The need to accelerate will only get worse, Aniszczyk said: “The companies will continue to collect more data. For a long time, humans were mainly the driving factor for collecting data. As more devices come online the amount of data that will be collected will continue to grow and increase the problem of analyzing that data in real time. Google are designing their own chips to make their AI systems run faster. We will see this problem bubbling up more and more.”

Companies investing in customized architectures will face difficulties in attracting developers. Swanberg said it was the seemingly small decision to make better little-endian data handling a part of Power 8 helped boost the number of open-source software ports to IBM’s platform from code originally written for the far more prevalent x86.

Leidel said services are now available that can help bring more software developers onto an architecture. “A lot of the tools and software ecosystems will be much like what we have today. All these wonderful tools that if you port at least a portion over to your IP, users will be able to make use of that open-source hardware.

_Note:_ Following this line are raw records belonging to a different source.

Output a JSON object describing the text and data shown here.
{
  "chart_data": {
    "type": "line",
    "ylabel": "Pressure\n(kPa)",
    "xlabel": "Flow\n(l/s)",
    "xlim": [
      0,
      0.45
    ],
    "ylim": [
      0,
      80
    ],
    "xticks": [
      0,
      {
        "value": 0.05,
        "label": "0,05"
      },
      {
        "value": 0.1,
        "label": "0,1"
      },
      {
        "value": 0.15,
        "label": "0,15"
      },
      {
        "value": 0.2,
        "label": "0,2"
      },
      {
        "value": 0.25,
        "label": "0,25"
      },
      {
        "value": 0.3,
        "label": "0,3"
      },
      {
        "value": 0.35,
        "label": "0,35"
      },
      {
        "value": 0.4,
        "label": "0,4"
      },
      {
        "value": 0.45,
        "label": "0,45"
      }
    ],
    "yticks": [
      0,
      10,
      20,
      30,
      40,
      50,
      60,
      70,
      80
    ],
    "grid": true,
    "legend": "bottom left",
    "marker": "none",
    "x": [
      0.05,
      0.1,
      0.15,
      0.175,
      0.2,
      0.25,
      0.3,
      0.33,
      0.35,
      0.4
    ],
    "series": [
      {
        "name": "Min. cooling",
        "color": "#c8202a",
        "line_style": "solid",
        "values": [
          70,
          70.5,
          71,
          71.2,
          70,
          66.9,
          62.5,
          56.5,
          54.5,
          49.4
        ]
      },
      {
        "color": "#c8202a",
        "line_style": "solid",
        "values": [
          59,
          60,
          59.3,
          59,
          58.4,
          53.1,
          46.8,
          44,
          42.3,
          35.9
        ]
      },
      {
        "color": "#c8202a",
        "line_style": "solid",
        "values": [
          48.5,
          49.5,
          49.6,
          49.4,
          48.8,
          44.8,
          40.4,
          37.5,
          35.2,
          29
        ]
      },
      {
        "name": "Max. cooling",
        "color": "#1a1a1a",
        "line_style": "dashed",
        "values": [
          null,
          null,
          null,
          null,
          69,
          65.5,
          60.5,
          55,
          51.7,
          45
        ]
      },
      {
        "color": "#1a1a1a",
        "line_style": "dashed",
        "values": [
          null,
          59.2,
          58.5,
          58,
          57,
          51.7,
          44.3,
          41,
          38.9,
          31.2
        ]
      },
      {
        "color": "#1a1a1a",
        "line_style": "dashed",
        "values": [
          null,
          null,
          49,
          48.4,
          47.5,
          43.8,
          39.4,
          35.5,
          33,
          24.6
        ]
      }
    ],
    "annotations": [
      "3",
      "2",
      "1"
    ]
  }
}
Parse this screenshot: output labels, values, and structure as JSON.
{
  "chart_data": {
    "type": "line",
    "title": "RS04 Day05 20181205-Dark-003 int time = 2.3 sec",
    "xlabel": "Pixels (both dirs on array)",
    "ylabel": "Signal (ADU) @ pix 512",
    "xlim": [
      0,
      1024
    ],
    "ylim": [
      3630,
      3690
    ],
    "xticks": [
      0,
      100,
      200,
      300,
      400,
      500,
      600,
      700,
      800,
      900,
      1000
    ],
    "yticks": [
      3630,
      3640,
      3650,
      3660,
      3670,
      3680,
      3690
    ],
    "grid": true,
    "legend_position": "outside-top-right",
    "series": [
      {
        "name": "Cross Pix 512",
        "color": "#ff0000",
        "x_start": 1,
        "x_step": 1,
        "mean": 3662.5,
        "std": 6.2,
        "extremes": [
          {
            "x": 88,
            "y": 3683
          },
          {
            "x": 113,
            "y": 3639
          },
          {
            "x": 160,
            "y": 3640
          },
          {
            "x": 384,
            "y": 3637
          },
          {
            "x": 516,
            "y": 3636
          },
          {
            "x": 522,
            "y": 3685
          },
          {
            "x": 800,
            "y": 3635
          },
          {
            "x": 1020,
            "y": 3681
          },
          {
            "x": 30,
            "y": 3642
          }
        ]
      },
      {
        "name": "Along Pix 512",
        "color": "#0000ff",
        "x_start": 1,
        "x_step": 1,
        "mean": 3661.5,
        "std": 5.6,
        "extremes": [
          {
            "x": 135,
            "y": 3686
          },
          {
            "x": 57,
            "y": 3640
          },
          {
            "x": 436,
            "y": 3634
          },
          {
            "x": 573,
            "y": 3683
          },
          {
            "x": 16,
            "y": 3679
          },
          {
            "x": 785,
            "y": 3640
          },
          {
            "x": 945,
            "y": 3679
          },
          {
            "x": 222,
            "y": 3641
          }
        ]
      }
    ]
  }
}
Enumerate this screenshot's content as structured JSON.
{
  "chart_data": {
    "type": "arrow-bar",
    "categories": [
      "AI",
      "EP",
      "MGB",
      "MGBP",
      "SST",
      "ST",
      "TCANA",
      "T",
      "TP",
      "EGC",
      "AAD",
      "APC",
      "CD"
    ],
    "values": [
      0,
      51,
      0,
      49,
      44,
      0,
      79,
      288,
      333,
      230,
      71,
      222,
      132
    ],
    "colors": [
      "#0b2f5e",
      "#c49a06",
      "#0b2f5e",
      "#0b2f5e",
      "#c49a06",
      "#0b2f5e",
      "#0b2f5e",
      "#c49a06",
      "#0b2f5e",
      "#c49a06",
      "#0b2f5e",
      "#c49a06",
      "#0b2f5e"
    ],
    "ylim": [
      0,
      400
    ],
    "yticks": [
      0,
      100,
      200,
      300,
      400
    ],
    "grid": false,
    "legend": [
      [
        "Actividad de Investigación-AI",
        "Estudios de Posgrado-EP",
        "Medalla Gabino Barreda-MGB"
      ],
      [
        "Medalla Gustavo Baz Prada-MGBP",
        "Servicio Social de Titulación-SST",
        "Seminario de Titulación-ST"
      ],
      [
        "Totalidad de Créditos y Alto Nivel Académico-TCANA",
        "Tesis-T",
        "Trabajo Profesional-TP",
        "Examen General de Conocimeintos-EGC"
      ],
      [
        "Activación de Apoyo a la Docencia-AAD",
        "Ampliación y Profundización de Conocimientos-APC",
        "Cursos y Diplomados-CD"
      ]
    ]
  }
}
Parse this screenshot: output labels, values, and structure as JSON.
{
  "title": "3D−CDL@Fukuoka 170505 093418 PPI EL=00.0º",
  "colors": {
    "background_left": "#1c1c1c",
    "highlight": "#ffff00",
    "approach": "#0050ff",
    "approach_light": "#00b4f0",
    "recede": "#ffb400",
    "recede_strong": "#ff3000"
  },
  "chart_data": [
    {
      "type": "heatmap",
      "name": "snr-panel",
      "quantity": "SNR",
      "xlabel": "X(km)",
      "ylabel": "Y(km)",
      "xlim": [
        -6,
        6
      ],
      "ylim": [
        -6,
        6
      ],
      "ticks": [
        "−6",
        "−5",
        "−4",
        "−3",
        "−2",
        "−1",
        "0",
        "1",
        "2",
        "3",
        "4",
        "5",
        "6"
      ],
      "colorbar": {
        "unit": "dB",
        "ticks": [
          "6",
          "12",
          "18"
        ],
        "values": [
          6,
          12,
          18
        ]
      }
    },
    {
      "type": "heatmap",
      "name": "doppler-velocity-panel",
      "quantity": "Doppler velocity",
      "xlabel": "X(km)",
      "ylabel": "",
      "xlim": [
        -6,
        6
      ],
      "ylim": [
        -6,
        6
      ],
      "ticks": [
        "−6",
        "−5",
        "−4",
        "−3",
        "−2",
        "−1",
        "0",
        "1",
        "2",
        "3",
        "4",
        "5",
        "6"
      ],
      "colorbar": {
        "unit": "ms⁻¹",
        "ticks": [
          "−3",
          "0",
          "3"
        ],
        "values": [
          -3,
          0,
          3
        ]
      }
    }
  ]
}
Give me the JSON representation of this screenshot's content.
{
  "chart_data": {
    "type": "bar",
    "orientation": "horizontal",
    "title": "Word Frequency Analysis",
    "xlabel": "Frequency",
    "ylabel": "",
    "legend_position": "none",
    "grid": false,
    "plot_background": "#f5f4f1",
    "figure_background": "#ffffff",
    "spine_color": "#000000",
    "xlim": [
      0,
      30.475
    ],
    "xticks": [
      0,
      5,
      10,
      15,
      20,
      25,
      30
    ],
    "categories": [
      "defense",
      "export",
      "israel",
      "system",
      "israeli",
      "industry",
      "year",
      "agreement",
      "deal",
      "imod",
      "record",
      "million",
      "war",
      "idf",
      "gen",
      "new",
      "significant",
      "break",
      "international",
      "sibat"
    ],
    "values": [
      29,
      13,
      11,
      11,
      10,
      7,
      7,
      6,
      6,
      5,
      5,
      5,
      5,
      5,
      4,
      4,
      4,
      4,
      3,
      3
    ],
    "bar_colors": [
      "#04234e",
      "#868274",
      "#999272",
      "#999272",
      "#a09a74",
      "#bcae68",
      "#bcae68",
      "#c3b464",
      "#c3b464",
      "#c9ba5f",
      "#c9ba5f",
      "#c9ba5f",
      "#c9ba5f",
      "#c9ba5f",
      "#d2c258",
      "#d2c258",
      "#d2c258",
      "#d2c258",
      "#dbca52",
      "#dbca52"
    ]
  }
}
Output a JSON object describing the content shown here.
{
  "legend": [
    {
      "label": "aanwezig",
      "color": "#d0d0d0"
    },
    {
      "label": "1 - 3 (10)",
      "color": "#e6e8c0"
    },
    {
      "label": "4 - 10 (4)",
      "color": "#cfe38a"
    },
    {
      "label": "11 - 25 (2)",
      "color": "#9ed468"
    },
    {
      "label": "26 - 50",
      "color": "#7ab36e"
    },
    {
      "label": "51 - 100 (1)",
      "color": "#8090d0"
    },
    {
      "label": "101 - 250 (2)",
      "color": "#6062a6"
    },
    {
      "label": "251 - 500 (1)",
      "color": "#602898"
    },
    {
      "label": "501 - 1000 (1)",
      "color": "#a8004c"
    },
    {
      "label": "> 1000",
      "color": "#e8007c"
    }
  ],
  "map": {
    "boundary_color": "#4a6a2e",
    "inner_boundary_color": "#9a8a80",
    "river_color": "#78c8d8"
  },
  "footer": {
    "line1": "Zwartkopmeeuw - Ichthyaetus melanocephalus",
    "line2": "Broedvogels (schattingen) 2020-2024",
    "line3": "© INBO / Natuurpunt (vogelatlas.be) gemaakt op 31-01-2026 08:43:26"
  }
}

“There are companies who specialize in bringing new tools on. If I go to 1-800-CODEPLAY in Scotland a few months later I’ve got a compiler, linker and a core set of software tools.”

Open-source comms build-out

Aniszczyk said another motivation for open-source hardware IP is to support the development of a communications and compute infrastructure for the remainder of the world’s population not yet online.

“Certain companies like Facebook were unhappy with the status of hardware when it came to working with wireless stations. Traditional players asked: how do we innovate in this space? Move faster? Let’s team up and open up some designs around open basestations,” Aniszczyk said.

“Hardware companies are coming in to find ways to collaborate. Having a neutral or non-profit structure where there are clear rules on IP is critical. You will see this pattern more as hardware companies start getting involved in sharing designs.”

Leidel added: “With the growing complexity of SoCs in switching and mobile markets, more organizations will get onboard with funding these efforts. Google and Fujitsu, for example, they are in the RISC-V Foundation. Embedded mobile devices will drive a lot of funding research for open-source hardware.”

Open-source hardware is likely to be remain the preserve of corporations rather than enthusiastic part-time users because of the cost of implementation. The expense of fabbing an SoC will demand focus.

Sullivan concluded: “It needs to be something that’s useful and attracts users. Most open source development doesn’t fit that bill. It’s somoeone’s passion or science project. This work won’t be a hundred of us in a room working on different things, talking about how cool open is.”